Classical music online

This article on classical music sales explores why classical music appears to be benefiting from the internet where everyone else seems to be struggling. It gives a few reasons, only one of which looks convincing for the long run:
  • Classical music is harder to pirate because it demands better sound quality and one generally buys it in bigger blocks. A high-fidelity recording of the Ring Cycle is a lot more bits than a 3-minute pop song in mp3 form. Classical listeners are also more interested in liner notes, biographies of the performers and such. Well, maybe, but people seem to have no trouble pirating DVDs.

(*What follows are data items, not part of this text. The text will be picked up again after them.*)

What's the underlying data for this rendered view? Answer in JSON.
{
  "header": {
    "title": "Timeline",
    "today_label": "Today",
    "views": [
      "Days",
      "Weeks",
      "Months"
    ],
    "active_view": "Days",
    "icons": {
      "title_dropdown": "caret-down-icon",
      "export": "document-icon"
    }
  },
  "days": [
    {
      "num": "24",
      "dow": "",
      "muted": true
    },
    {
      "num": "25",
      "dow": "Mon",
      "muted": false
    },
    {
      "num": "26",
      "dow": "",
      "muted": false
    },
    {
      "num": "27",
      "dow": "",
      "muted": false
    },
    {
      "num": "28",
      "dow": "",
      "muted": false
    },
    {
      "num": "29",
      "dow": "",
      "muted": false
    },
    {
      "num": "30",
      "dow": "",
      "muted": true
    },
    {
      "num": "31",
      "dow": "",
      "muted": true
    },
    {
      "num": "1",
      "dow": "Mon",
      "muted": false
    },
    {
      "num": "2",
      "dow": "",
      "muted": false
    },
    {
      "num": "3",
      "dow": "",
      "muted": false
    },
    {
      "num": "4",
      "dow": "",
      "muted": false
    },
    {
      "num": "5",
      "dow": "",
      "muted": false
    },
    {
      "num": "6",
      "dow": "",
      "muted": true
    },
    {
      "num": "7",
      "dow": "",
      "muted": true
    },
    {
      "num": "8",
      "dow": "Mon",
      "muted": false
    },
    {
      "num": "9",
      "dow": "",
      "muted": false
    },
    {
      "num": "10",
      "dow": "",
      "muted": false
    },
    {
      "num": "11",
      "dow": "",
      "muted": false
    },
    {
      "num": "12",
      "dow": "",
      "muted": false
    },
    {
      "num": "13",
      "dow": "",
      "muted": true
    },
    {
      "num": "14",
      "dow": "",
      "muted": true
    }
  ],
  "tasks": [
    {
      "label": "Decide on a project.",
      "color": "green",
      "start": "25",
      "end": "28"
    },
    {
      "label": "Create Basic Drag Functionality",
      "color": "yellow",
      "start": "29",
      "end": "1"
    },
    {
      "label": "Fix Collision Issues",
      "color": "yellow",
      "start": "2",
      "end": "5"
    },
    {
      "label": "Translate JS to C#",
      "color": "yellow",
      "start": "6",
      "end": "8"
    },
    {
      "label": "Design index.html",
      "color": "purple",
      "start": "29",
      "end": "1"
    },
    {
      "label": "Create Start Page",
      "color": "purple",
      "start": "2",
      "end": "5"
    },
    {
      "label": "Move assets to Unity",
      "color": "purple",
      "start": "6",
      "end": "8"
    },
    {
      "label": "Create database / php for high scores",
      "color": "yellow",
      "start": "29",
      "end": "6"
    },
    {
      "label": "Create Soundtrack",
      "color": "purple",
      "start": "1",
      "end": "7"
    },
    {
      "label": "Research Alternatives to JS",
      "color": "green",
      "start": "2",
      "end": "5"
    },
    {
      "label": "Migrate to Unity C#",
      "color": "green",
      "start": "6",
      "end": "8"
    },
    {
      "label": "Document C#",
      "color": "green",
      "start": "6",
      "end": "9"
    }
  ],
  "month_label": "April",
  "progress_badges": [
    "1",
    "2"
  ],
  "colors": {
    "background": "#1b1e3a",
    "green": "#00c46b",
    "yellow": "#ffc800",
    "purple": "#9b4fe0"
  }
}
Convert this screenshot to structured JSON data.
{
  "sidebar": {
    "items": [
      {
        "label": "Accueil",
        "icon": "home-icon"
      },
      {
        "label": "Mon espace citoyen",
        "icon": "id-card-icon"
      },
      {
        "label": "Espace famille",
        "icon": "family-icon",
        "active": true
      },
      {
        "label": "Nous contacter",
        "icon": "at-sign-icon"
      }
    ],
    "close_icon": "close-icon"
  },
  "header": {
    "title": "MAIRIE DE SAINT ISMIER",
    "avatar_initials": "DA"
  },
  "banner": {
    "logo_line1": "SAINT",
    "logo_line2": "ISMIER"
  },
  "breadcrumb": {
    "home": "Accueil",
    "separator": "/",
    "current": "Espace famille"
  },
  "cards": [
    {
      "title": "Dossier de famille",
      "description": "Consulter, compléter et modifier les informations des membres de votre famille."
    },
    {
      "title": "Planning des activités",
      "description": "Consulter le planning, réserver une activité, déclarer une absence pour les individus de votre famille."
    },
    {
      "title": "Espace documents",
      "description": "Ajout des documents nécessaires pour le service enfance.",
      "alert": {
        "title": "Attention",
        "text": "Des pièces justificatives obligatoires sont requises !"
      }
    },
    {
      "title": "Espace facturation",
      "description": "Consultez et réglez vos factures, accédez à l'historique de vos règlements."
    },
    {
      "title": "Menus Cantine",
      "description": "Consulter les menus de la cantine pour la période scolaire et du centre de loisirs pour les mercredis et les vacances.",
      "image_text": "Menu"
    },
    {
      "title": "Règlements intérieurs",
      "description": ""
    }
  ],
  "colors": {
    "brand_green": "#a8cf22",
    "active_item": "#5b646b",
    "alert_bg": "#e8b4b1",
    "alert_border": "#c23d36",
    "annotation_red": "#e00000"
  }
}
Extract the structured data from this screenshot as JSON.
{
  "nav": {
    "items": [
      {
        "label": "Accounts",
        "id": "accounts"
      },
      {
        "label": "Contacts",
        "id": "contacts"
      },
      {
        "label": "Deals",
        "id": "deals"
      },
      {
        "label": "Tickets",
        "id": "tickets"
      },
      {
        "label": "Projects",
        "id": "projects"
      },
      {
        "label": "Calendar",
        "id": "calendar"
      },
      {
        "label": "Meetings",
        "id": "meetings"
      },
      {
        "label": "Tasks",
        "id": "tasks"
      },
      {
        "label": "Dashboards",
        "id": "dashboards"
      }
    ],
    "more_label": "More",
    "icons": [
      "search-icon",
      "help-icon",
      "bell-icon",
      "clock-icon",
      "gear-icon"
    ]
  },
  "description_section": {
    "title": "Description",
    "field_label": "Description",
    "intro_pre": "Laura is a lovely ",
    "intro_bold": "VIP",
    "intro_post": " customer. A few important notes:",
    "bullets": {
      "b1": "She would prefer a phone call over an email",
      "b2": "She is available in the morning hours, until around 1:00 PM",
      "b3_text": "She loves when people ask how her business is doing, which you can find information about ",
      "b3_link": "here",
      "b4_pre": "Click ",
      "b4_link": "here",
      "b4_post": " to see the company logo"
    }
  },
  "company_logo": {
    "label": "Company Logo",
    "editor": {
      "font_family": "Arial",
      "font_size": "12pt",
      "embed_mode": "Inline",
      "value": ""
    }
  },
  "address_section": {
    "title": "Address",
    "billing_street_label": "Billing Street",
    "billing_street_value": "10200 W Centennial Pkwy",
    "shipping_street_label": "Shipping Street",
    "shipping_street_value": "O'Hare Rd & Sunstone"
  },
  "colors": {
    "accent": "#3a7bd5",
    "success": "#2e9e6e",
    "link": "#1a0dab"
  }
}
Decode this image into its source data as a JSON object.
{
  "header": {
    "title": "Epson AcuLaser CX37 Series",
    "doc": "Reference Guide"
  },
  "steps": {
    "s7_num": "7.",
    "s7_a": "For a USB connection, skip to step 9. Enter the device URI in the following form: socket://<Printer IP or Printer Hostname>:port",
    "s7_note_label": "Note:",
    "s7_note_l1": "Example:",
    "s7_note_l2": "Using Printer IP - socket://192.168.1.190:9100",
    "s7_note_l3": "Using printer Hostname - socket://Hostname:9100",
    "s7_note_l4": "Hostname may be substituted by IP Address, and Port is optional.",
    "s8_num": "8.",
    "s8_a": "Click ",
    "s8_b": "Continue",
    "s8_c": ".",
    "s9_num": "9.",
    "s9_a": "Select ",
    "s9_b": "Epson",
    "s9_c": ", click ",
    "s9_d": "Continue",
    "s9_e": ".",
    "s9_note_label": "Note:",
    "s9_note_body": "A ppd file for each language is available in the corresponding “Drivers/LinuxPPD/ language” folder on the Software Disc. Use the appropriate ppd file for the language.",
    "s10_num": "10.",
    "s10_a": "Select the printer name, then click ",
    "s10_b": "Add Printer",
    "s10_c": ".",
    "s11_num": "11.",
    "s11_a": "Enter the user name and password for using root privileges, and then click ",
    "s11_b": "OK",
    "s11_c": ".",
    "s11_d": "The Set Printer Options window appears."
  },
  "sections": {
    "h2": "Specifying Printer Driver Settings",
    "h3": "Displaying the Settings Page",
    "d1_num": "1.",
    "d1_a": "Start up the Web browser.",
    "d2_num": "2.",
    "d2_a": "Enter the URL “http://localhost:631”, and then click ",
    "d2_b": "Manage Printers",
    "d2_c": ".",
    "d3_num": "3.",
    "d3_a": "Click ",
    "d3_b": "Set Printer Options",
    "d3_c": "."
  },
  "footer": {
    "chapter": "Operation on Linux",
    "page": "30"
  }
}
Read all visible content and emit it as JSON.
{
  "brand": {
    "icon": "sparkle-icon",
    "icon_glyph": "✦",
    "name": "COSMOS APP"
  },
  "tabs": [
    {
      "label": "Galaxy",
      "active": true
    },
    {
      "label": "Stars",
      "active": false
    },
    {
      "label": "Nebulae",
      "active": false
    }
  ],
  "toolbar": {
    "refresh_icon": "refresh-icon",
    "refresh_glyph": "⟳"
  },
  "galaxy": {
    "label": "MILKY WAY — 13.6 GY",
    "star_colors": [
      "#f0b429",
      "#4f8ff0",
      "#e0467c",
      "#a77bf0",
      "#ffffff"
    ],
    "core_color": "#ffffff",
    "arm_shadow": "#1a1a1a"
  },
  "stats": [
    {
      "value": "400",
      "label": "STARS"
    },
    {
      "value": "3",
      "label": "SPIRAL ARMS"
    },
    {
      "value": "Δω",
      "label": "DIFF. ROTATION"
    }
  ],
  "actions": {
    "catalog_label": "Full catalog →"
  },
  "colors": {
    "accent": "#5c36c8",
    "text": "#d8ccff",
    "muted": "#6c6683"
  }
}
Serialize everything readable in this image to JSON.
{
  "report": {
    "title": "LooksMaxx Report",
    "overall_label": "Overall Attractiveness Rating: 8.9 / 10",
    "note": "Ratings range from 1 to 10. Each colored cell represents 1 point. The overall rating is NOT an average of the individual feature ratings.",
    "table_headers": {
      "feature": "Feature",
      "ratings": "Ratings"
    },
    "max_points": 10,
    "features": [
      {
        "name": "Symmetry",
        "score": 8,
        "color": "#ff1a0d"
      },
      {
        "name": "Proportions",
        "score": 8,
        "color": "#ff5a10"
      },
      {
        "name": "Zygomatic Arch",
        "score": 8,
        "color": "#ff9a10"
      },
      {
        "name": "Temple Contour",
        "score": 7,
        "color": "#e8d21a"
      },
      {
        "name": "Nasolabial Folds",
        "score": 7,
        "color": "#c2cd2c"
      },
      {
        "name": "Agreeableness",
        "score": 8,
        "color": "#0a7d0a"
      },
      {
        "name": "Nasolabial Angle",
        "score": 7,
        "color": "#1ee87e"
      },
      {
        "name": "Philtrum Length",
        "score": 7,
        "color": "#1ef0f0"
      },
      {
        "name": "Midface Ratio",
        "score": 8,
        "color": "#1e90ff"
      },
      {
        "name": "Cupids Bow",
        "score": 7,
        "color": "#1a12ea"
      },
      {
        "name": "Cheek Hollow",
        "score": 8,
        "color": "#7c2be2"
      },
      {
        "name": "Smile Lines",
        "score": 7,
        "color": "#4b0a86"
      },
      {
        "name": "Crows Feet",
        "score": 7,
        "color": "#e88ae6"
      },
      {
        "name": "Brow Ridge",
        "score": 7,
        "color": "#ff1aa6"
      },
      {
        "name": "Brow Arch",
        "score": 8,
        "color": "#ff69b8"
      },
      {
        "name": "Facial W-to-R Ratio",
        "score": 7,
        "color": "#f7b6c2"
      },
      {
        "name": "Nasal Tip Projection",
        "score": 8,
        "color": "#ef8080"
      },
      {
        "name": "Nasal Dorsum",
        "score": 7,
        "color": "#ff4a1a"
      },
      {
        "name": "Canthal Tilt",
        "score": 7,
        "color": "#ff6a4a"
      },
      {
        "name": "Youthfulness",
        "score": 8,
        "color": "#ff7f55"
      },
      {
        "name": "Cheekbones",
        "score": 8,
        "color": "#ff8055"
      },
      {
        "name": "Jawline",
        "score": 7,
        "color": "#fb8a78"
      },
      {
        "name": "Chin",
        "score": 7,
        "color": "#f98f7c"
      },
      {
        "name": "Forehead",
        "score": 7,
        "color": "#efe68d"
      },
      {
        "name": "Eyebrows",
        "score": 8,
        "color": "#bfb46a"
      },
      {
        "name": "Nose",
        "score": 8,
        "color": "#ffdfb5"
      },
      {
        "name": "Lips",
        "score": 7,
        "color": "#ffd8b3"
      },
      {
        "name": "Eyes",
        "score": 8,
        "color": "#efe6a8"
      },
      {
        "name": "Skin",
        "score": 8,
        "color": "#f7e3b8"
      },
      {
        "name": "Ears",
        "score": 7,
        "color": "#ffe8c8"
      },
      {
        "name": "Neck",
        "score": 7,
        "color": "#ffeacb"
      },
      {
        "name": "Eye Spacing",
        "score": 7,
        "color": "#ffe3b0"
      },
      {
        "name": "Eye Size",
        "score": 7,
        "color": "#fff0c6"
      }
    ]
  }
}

  • Classical music requires more sophisticated cataloging. OK, so popular music players tend to assume all you care about is the performer and get confused when you have to talk about the composer as well, and they don't tend to recognize that a single piece can comprise several tracks. That's lame, but so what? This is not an overwhelming technical problem. It's a matter of picking a system and going with it. Libraries have been cataloging classical music by hand for decades or centuries depending on how you count, so that might be a good place to start. More to the point, several players have already had a go. This will not remain a differentiator for long.
  • Classical audiences are more suited to the "long tail". This I'll buy. Clasical listeners are more interested in, say, finding several performances of the same piece, or finding obscure composers, as opposed to buying what everyone else is buying. This means sellers can put out tons and tons of selections, the more the better, knowing that while only ten people might buy a given selection, someone will likely buy any given piece and in aggregate volume will be good. I don't think this is unique to the classical world, but it's not what's shifting millions of units at the top of the charts.
The main point I want to make here is that the "defensive" technological points (that is, the first two), don't wash. Piracy can't be lower for classical music because it's harder. It has to be lower for other reasons.

You could read this two ways:
  1. Once classical listeners figure out they can pirate, the game is up.
  2. In some markets, there is less desire and/or incentive to pirate.
I personally doubt that classical listeners are less technically savvy than everyone else (and the article claims the opposite). That makes understanding (2) interesting and important.